Well Ended

Shakespeare 

Think About It. Well Ended.  Five hundred words or less of Calibri 11.  That’s the plan.  I failed recently.  People noticed. This business is well ended.  But as Karen sang, We’ve Only Just Begun. Briefly,  before I begin, let me say this.

Take a quick look at the short list of the many credited with advising minimum words for maximum communication.   Churchill, Cato, Twain, Franklin, Voltaire and Clinton.  Bill that is.  Pascal , a mathematician was mentioned recently in So Little Time, 1 but he may have borrowed from a man better positioned to advise on the wittiest way to write and speak in brief.  Actually known more as a nitwit even though serving as official adviser to the king,  entering stage left we see  LORD POLONIUS.

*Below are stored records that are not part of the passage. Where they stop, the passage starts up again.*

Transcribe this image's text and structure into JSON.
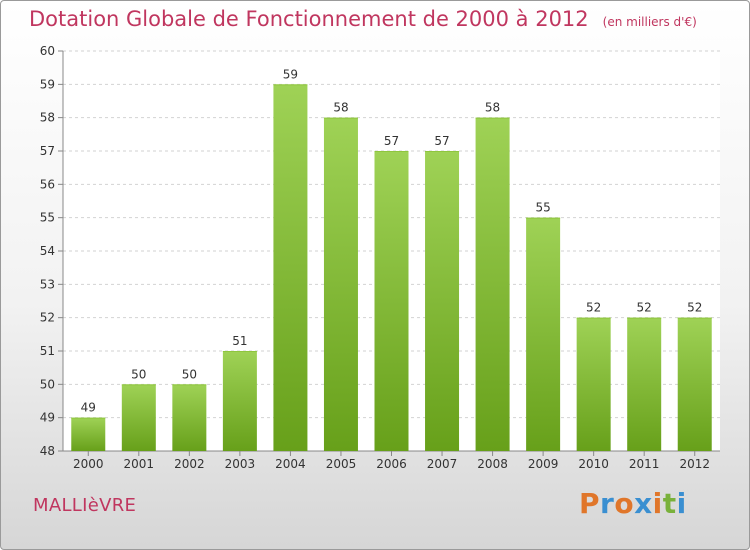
{
  "title": "Dotation Globale de Fonctionnement de 2000 à 2012",
  "unit": "(en milliers d'€)",
  "commune": "MALLIèVRE",
  "logo": {
    "text": "Proxiti",
    "letters": [
      {
        "ch": "P",
        "color": "#e0762a"
      },
      {
        "ch": "r",
        "color": "#3a8fd1"
      },
      {
        "ch": "o",
        "color": "#e0762a"
      },
      {
        "ch": "x",
        "color": "#3a8fd1"
      },
      {
        "ch": "i",
        "color": "#e0762a"
      },
      {
        "ch": "t",
        "color": "#79b13b"
      },
      {
        "ch": "i",
        "color": "#3a8fd1"
      }
    ]
  },
  "colors": {
    "bar_light": "#9fd256",
    "bar_dark": "#67a01a",
    "title": "#c0365f",
    "grid": "#d2d2d2"
  },
  "chart_data": {
    "type": "bar",
    "categories": [
      "2000",
      "2001",
      "2002",
      "2003",
      "2004",
      "2005",
      "2006",
      "2007",
      "2008",
      "2009",
      "2010",
      "2011",
      "2012"
    ],
    "values": [
      49,
      50,
      50,
      51,
      59,
      58,
      57,
      57,
      58,
      55,
      52,
      52,
      52
    ],
    "data_labels": [
      "49",
      "50",
      "50",
      "51",
      "59",
      "58",
      "57",
      "57",
      "58",
      "55",
      "52",
      "52",
      "52"
    ],
    "yticks": [
      48,
      49,
      50,
      51,
      52,
      53,
      54,
      55,
      56,
      57,
      58,
      59,
      60
    ],
    "ylim": [
      48,
      60
    ],
    "grid": true,
    "legend": "none"
  }
}
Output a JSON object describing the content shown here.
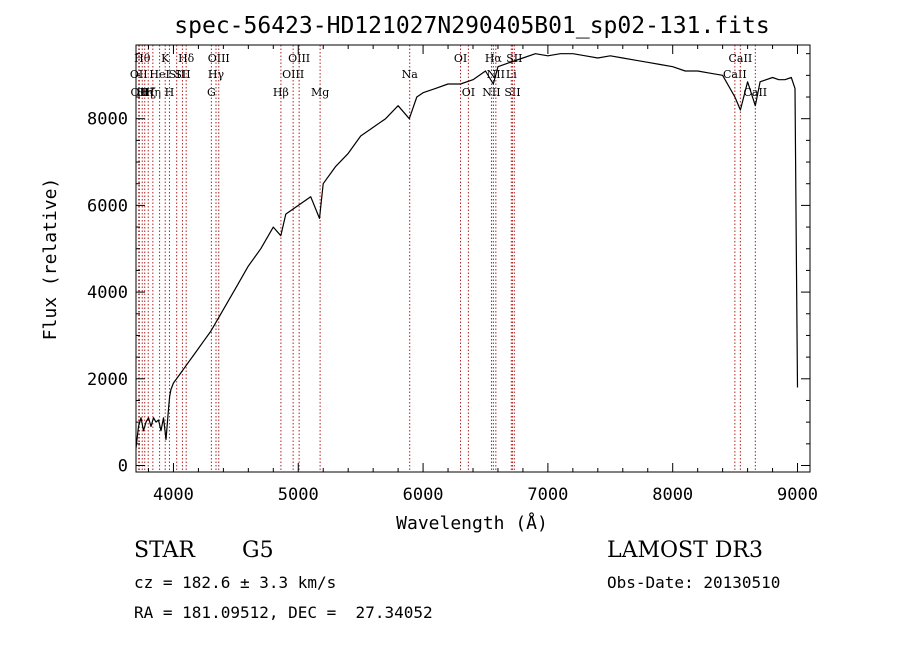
{
  "chart_data": {
    "type": "line",
    "title": "spec-56423-HD121027N290405B01_sp02-131.fits",
    "xlabel": "Wavelength (Å)",
    "ylabel": "Flux (relative)",
    "xlim": [
      3700,
      9100
    ],
    "ylim": [
      -150,
      9700
    ],
    "x_ticks": [
      4000,
      5000,
      6000,
      7000,
      8000,
      9000
    ],
    "y_ticks": [
      0,
      2000,
      4000,
      6000,
      8000
    ],
    "x_tick_labels": [
      "4000",
      "5000",
      "6000",
      "7000",
      "8000",
      "9000"
    ],
    "y_tick_labels": [
      "0",
      "2000",
      "4000",
      "6000",
      "8000"
    ],
    "series": [
      {
        "name": "flux",
        "color": "#000000",
        "x": [
          3700,
          3720,
          3740,
          3760,
          3780,
          3800,
          3820,
          3840,
          3860,
          3880,
          3900,
          3920,
          3940,
          3960,
          3970,
          3980,
          4000,
          4050,
          4100,
          4150,
          4200,
          4250,
          4300,
          4340,
          4400,
          4500,
          4600,
          4700,
          4800,
          4860,
          4900,
          5000,
          5100,
          5170,
          5200,
          5300,
          5400,
          5500,
          5600,
          5700,
          5800,
          5890,
          5950,
          6000,
          6100,
          6200,
          6300,
          6400,
          6500,
          6563,
          6600,
          6700,
          6800,
          6900,
          7000,
          7100,
          7200,
          7300,
          7400,
          7500,
          7600,
          7700,
          7800,
          7900,
          8000,
          8100,
          8200,
          8300,
          8400,
          8498,
          8542,
          8600,
          8662,
          8700,
          8800,
          8850,
          8900,
          8950,
          8980,
          8990,
          9000
        ],
        "values": [
          400,
          900,
          1100,
          800,
          1000,
          1100,
          900,
          1100,
          1000,
          1050,
          800,
          1100,
          600,
          1300,
          1600,
          1750,
          1900,
          2100,
          2300,
          2500,
          2700,
          2900,
          3100,
          3300,
          3600,
          4100,
          4600,
          5000,
          5500,
          5300,
          5800,
          6000,
          6200,
          5700,
          6500,
          6900,
          7200,
          7600,
          7800,
          8000,
          8300,
          8000,
          8500,
          8600,
          8700,
          8800,
          8800,
          8900,
          9100,
          8800,
          9200,
          9300,
          9400,
          9500,
          9450,
          9500,
          9500,
          9450,
          9400,
          9450,
          9400,
          9350,
          9300,
          9250,
          9200,
          9100,
          9100,
          9050,
          9000,
          8500,
          8200,
          8850,
          8300,
          8850,
          8950,
          8900,
          8900,
          8950,
          8700,
          5000,
          1800
        ]
      }
    ],
    "lines": [
      {
        "wave": 3722,
        "top": "OII",
        "row": 2
      },
      {
        "wave": 3727,
        "top": "OII",
        "row": 3
      },
      {
        "wave": 3750,
        "top": "Hθ",
        "row": 1
      },
      {
        "wave": 3770,
        "top": "Hη",
        "row": 3
      },
      {
        "wave": 3798,
        "top": "Hζ",
        "row": 3
      },
      {
        "wave": 3835,
        "top": "Hη",
        "row": 3
      },
      {
        "wave": 3889,
        "top": "HeI",
        "row": 2
      },
      {
        "wave": 3934,
        "top": "K",
        "row": 1
      },
      {
        "wave": 3968,
        "top": "H",
        "row": 3
      },
      {
        "wave": 4026,
        "top": "SII",
        "row": 2
      },
      {
        "wave": 4102,
        "top": "Hδ",
        "row": 1
      },
      {
        "wave": 4072,
        "top": "SII",
        "row": 2
      },
      {
        "wave": 4304,
        "top": "G",
        "row": 3
      },
      {
        "wave": 4341,
        "top": "Hγ",
        "row": 2
      },
      {
        "wave": 4363,
        "top": "OIII",
        "row": 1
      },
      {
        "wave": 4861,
        "top": "Hβ",
        "row": 3
      },
      {
        "wave": 4959,
        "top": "OIII",
        "row": 2
      },
      {
        "wave": 5007,
        "top": "OIII",
        "row": 1
      },
      {
        "wave": 5175,
        "top": "Mg",
        "row": 3
      },
      {
        "wave": 5893,
        "top": "Na",
        "row": 2
      },
      {
        "wave": 6300,
        "top": "OI",
        "row": 1
      },
      {
        "wave": 6363,
        "top": "OI",
        "row": 3
      },
      {
        "wave": 6548,
        "top": "NII",
        "row": 3
      },
      {
        "wave": 6563,
        "top": "Hα",
        "row": 1
      },
      {
        "wave": 6583,
        "top": "NII",
        "row": 2
      },
      {
        "wave": 6707,
        "top": "Li",
        "row": 2
      },
      {
        "wave": 6716,
        "top": "SII",
        "row": 3
      },
      {
        "wave": 6731,
        "top": "SII",
        "row": 1
      },
      {
        "wave": 8498,
        "top": "CaII",
        "row": 2
      },
      {
        "wave": 8542,
        "top": "CaII",
        "row": 1
      },
      {
        "wave": 8662,
        "top": "CaII",
        "row": 3
      }
    ]
  },
  "footer": {
    "class_label": "STAR",
    "subclass": "G5",
    "survey": "LAMOST DR3",
    "cz": "cz = 182.6 ± 3.3 km/s",
    "obs_date": "Obs-Date: 20130510",
    "coords": "RA = 181.09512, DEC =  27.34052"
  }
}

This business is well ended.
My liege, and madam, to expostulate
What majesty should be, what duty is,
Why day is day, night is night, and time is time.
Were nothing but to waste night, day, and time.
Therefore, since brevity is the soul of wit,
And tediousness the limbs and outward flourishes,
I will be brief. Your noble son is mad.
Mad call I it; for, to define true madness,
What is’t but to be nothing else but mad?
But let that go.

In Hamlet, Even Shakespeare couldn’t do it.  For brevity or wit the first line could have been the last. Methinks he doth …..You know.  Personally,  I think our most beloved philosopher, Kermit probably said, “It’s not easy being brief.”  Some suggest the earliest instruction on brevity came from Strunk to White or vise versa. It certainly was not I. Me either. It would have been more brief had I stopped at the beginning.  However, in less than 300 words, perhaps you will agree,  this business is Well Ended. Think About It.